The search and rescue team, on reaching the third-floor corridor, found the fire doors closed and on passing them met intense heat and dense smoke in the corridor of Ward 30. Fire fighters were forced to crawl the length of the corridor, groping for patients.
As the flow of patients from the building lessened, more men were assigned to ventilation. The rescue team finally met a hose crew who, with the use of masks, had worked their way through from the west side passing through the solarium and into the corridor. Ventilation now had its desired effect and fire began to show as it smoldered and flamed in the bedroom opposite the cleaning and linen room. The aerial ladder stream had controlled most, but not all of the fire. Fire was now effectively attacked from the interior and when several more lines were brought to bear, it was soon completely extinguished.
A more intensive search of all floors was immediately set up as men engaged in evacuation became available. This search revealed two victims: one in the solarium beneath a bed and the second in one of the small bedrooms off the main corridor. Cause of death was given as smoke inhalation.
During the overhauling and salvage process it was found that the fire had involved a relatively small area. However, it did extend to the furnishings in the adjoining bedroom and the heat of the fire scorched and blistered the corridor while spalling the concrete in the clothing room area as well as the corridor. The wood and plywood-covered partition was completely consumed. Considerable clothing and bed linens were charred and burned to the very bottom of a huge pile that covered the entire 200 square feet of the room to a depth of 2 feet or more.
Of the 2600 patients at the institution, 1200 of them were evacuated from 18 wards without panic or injury. That the evacuation was orderly speaks well for the continual fire drills held at this institution, and emphasized the importance of such drills in any institution. It also shows a dedicated hospital personnel who performed courageously in the face of a potential disaster and by their devotion to their patients averted a catastrophe that the city and state might well remember for a long time to come.

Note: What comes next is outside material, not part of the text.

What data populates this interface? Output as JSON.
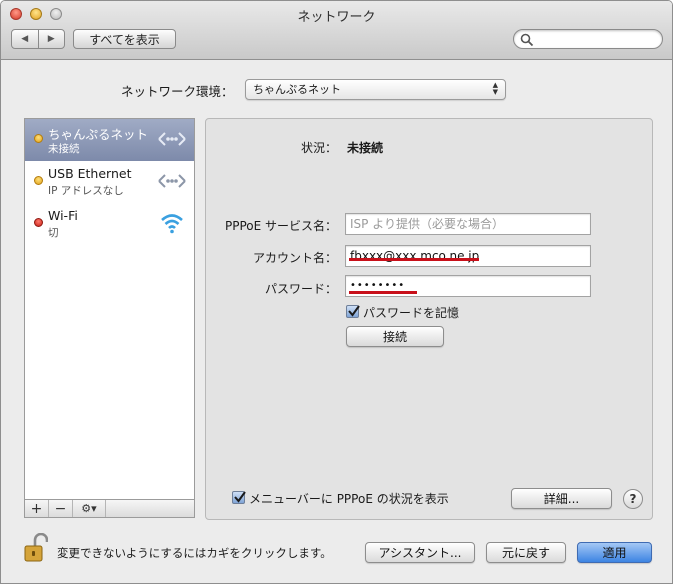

This fire emphasized that not only must the fire department know the buildings, but also they must know the evacuation plans for the building so that in the process of fire extinguishment, they do not hinder the evacuation or permit the evacuation to hinder their operation. The best way in which this can be accomplished is through a continual inspection program by company commanders, who in turn impart the knowledge gained in their inspections to the members of their companies through the in-service training program. Preplanning, resulting from these inspections and in-service training sessions is the only method by which a large mortality rate can be avoided, not only in institutions of this type, but in any building in which many people are quartered.